Malcolm Wicks, Minister of State for Energy, United Kingdom, reflected that there was a clear responsibility to get the interaction right on meeting the challenge of sustainable development with energy security and environmental concerns. He highlighted the range of technologies which were being explored to offer alternative ways of supplying energy.

Participants paid particular attention to the situation in developing nations. The leader of the Socialist Union of Popular Forces, USFP, Morocco, Mohamed El Yazghi noted that developing nations would pay the price for climate change, with the vulnerable being the first to suffer from high energy costs and water scarcity. Addressing the latter issue, he outlined positive examples of water management programmes in his own country which had been carried out.

Raising the point that natural and technological disasters are increasingly global in nature, Sergei Mironov, President of the Federal Council of Russia, suggested that there needed to be a better coordinated international mechanism to give more immediate support to countries suffering from such catastrophes, advocating for a more responsive international institutional framework to effectively deal with these situations.

Hilary Benn, Secretary of State for the Environment, Food and Rural Affairs, United Kingdom, agreeing that although the climate change situation was not helpless, nor hopeless, the problem needed to be broken down to be tackled with identifiable aims for action. Countries, he said, could gain credibility in the global debate on climate change by their actions nationally.

Elio Di Rupo, leader of the Socialist Party of Belgium, asserted that tackling climate change could not be used as an excuse to slow down growth of developing countries nor to increase the price of oil and gas. He promoted the idea that fossil fuels should not be treated simply as a commodity but be considered as a common global heritage and managed in a different way. Ian McCartney, for the British Labour Party, added that the Commission could play a role in lending solidarity to communities suffering the effects of environmental damage.

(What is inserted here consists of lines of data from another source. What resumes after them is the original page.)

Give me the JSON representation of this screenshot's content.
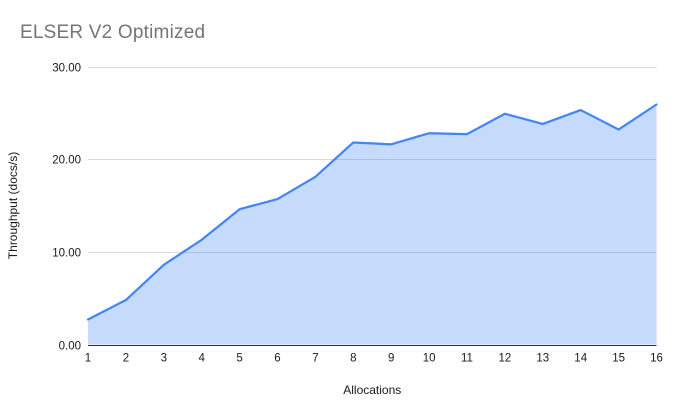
{
  "chart_data": {
    "type": "area",
    "title": "ELSER V2 Optimized",
    "xlabel": "Allocations",
    "ylabel": "Throughput (docs/s)",
    "categories": [
      "1",
      "2",
      "3",
      "4",
      "5",
      "6",
      "7",
      "8",
      "9",
      "10",
      "11",
      "12",
      "13",
      "14",
      "15",
      "16"
    ],
    "series": [
      {
        "name": "Throughput (docs/s)",
        "values": [
          2.7,
          4.8,
          8.6,
          11.3,
          14.6,
          15.7,
          18.1,
          21.8,
          21.6,
          22.8,
          22.7,
          24.9,
          23.8,
          25.3,
          23.2,
          25.9
        ]
      }
    ],
    "ylim": [
      0,
      30
    ],
    "y_ticks": [
      {
        "value": 0,
        "label": "0.00"
      },
      {
        "value": 10,
        "label": "10.00"
      },
      {
        "value": 20,
        "label": "20.00"
      },
      {
        "value": 30,
        "label": "30.00"
      }
    ],
    "grid": true,
    "legend_position": "none",
    "colors": {
      "line": "#4285f4",
      "fill": "#4285f4",
      "fill_opacity": 0.3,
      "title_text": "#757575",
      "axis_text": "#1a1a1a",
      "gridline": "#dadada",
      "baseline": "#333333",
      "background": "#ffffff"
    }
  }
}
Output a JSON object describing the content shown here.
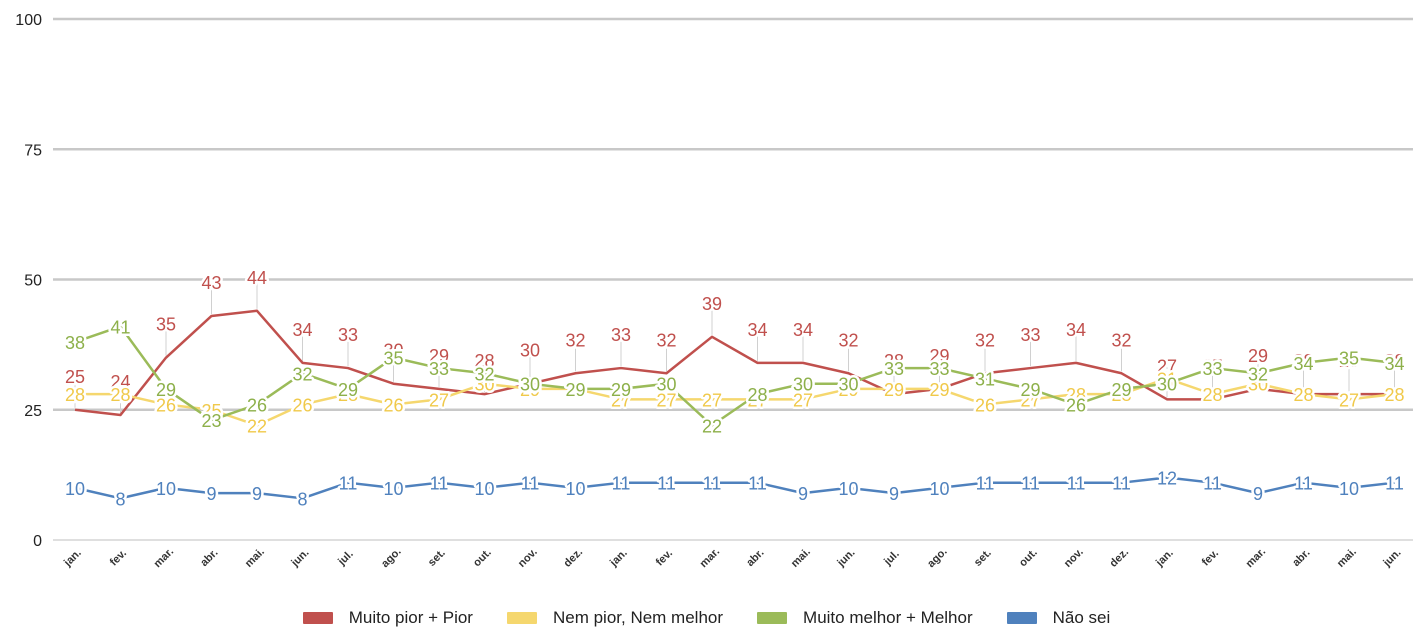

During the exchanges, it was underlined that the citizen needed to play an active role in addressing climate change, both in urging politicians and taking voluntary action themselves. Beatriz Paredes, President of the Institutional Revolutionary Party (PRI) of Mexico, maintained education would be key to this, with an emphasis on school programmes focusing on climate change issues, as well as designing sustainable projects with affected local communities, particularly on her own continent where skepticism on the issue largely dominated the debate. Aleksandr Kwasniewski, former President of the Republic of Poland, shared this view and also expressed concern that climate change was not yet central to the political debate in emerging democracies nor, the point was also made, in countries where poverty prevails. He added that the Socialist International was in a position to work with social democratic leaders to push the climate change issue higher up the agenda.

In terms of global governance, Rt. Hon. Lord Malloch-Brown, UK, Minister of State, Foreign and Commonwealth Office, proposed that the Commission would need to consider how to better democratise international institutions. It was vital that the institutions providing the framework for international agreements on the issue increased their legitimacy by becoming more accountable and representative.

A statement was adopted at the meeting outlining areas of concern for the Commission, as well as addressing the current environmental agenda ahead of the United Nations Climate Change Conference to take place in Bali from 3 to 14 December this year.

The Commission agreed on a programme of future work, outlined by the SI Secretary General. The activities of the Commission will be held in 2008 and 2009, with four meetings of the full Commission: the first in Chile in March 2008; then in Sweden in September 2008; India in March 2009 and culminating in the last meeting, together with the presentation of the Commission’s final report in connection with the United Nations General Assembly in New York in September 2009. In conjunction with these meetings, seminars with political and social leaders, and experts, will be held in China, South Africa and Russia, among other venues.